Agents could always search phones and laptops at the border. But now they can fine you up to $5,000 ($3,300 USD) for refusing to hand over the passwords, codes, and encryption keys to your devices.
The new law also allows Customs agents to collect biometric data from anyone entering the country. That means they can take your fingerprints, photo, or iris scans, store them, and share them.
And even worse, New Zealand’s Customs website explains:
“Making an arrest without a warrant can now be done with no limitation to timeframe.”
So now you officially have no rights at the New Zealand border.
Agents can search your electronics without cause, and fine you for refusing to give out your password. They can collect, store, and share any of your biometric data they want.
They can arrest you without a court order, and hold you for as long as they like.
It’s not like New Zealand is some third world country… They actually adopted the Habeas Corpus Act in 1881 while under British rule.
Along with the the UK, USA, Australia, and Canada, New Zealand’s legal system is part of the Western tradition. This is the legal basis, starting with the Magna Carta, that protects common people’s rights against overreaching authorities.
These countries also make up the Five Eyes intelligence alliance… They have all agreed to share secrets from their spy agencies with one another.
For a visualization of the Five Eyes Alliance, just look at a map of Oceania from George Orwell’s 1984--the dystopian classic portraying the ultimate authoritarian police state.
And unfortunately, New Zealand isn’t the only Five Eyes government acting like Big Brother—the embodiment of the omnipresent surveillance state in 1984.
Since 9/11 the US has also been searching travelers’ electronics at the border.

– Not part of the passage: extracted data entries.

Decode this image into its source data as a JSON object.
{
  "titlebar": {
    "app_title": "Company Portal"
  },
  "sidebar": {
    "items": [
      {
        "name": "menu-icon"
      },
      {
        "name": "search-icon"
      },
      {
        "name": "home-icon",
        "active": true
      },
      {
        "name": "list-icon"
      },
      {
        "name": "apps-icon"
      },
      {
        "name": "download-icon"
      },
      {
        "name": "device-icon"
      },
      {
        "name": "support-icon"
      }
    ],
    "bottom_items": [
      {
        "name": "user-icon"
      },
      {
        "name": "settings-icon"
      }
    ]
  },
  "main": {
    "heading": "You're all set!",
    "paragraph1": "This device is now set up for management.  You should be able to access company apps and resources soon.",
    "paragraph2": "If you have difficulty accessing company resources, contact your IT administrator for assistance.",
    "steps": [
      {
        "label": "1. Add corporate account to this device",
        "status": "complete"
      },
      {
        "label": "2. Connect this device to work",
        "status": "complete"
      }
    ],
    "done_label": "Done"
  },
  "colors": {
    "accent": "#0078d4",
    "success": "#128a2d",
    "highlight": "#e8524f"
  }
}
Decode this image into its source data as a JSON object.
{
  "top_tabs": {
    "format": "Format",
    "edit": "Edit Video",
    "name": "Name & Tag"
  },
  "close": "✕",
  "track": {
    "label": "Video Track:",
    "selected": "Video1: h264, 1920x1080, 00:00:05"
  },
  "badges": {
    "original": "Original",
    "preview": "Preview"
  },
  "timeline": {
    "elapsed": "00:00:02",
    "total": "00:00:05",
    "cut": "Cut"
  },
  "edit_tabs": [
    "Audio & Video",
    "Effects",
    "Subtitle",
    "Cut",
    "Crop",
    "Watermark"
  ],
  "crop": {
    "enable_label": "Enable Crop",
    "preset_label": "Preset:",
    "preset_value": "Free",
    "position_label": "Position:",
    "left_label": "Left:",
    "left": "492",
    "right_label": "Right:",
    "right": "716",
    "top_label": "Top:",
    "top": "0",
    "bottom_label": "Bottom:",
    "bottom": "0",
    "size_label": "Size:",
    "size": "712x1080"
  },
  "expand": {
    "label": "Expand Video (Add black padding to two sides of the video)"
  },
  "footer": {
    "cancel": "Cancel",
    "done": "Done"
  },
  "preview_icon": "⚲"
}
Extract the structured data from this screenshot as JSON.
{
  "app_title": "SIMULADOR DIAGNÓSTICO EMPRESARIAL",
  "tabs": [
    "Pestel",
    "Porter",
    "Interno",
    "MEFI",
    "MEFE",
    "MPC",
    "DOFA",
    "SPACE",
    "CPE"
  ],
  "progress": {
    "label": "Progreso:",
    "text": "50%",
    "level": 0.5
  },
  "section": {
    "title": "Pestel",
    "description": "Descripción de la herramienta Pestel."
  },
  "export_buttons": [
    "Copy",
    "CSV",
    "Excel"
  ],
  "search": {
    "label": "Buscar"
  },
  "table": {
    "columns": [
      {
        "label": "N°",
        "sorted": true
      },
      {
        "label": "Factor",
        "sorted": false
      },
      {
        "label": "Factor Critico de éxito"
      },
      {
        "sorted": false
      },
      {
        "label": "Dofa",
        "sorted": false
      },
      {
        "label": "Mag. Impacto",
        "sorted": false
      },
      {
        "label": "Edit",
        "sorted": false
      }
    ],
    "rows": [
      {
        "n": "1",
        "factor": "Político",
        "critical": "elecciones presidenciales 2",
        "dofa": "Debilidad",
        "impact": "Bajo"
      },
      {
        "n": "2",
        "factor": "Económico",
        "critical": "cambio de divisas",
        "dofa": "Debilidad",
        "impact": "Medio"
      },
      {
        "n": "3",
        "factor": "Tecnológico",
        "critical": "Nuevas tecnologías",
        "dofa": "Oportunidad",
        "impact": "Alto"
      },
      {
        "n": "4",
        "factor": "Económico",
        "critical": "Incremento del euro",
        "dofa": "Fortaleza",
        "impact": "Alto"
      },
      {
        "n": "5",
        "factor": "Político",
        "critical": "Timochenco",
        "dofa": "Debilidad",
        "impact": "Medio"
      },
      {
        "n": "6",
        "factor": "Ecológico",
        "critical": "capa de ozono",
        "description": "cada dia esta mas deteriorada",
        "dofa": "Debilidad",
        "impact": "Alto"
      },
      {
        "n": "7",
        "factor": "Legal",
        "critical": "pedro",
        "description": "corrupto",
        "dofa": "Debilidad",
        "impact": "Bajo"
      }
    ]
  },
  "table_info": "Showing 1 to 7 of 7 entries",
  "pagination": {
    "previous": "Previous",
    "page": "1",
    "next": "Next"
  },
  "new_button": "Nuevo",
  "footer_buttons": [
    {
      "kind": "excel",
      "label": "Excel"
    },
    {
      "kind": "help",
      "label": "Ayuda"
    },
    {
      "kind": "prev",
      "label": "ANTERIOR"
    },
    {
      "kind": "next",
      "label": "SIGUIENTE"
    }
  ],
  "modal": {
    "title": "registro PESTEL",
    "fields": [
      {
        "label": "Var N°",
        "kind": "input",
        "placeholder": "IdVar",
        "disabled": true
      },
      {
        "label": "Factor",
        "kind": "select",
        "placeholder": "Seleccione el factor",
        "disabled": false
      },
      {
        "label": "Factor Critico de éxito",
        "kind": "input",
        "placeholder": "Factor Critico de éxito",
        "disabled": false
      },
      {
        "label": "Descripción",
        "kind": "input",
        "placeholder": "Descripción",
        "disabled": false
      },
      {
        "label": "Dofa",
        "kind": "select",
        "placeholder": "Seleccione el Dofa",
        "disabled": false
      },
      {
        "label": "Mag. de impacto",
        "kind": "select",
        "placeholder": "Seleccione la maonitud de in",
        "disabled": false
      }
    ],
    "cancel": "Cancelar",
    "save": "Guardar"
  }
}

But they kept the practice small scale for a while.
With the 9/11 terrorist attacks fresh, it didn’t really bother anyone. Anything in the name of national security…
But by 2015 Customs and Border Protection searched the electronic devices of 8,503 airline passengers throughout the year.
In 2016 it escalated to 19,033 searches.
And in 2017 Customs Agents searched the phones and laptops of 30,200 travelers.
Just like in New Zealand, agents didn’t get warrants for these searches. They didn’t even require probable cause.
In January of this year, US Customs sent out new guidance about phone and laptop searches at the border.
It says they can search anyone’s electronic devices “with or without suspicion.”
It says passengers are “obligated” to turn over their devices as well as passcodes for examination. If you refuse agents can seize the device.
That is all considered a “basic search.” No suspicion needed.
To add insult to injury, the January guidance starts, “CBP will protect the rights of individuals against unreasonable search and seizure and ensure privacy protection while accomplishing its enforcement mission.”
This is another page taken from Orwell. Doublethink. They want us to believe two contradictory ideas at the same time.
They treat everyone like a criminal, they say, to protect the innocent.
They search the innocent to protect their rights.
Habeas Corpus, the right to be secure against unreasonable search and seizure, the rights of the accused… these are quickly becoming lost to the memory hole of history.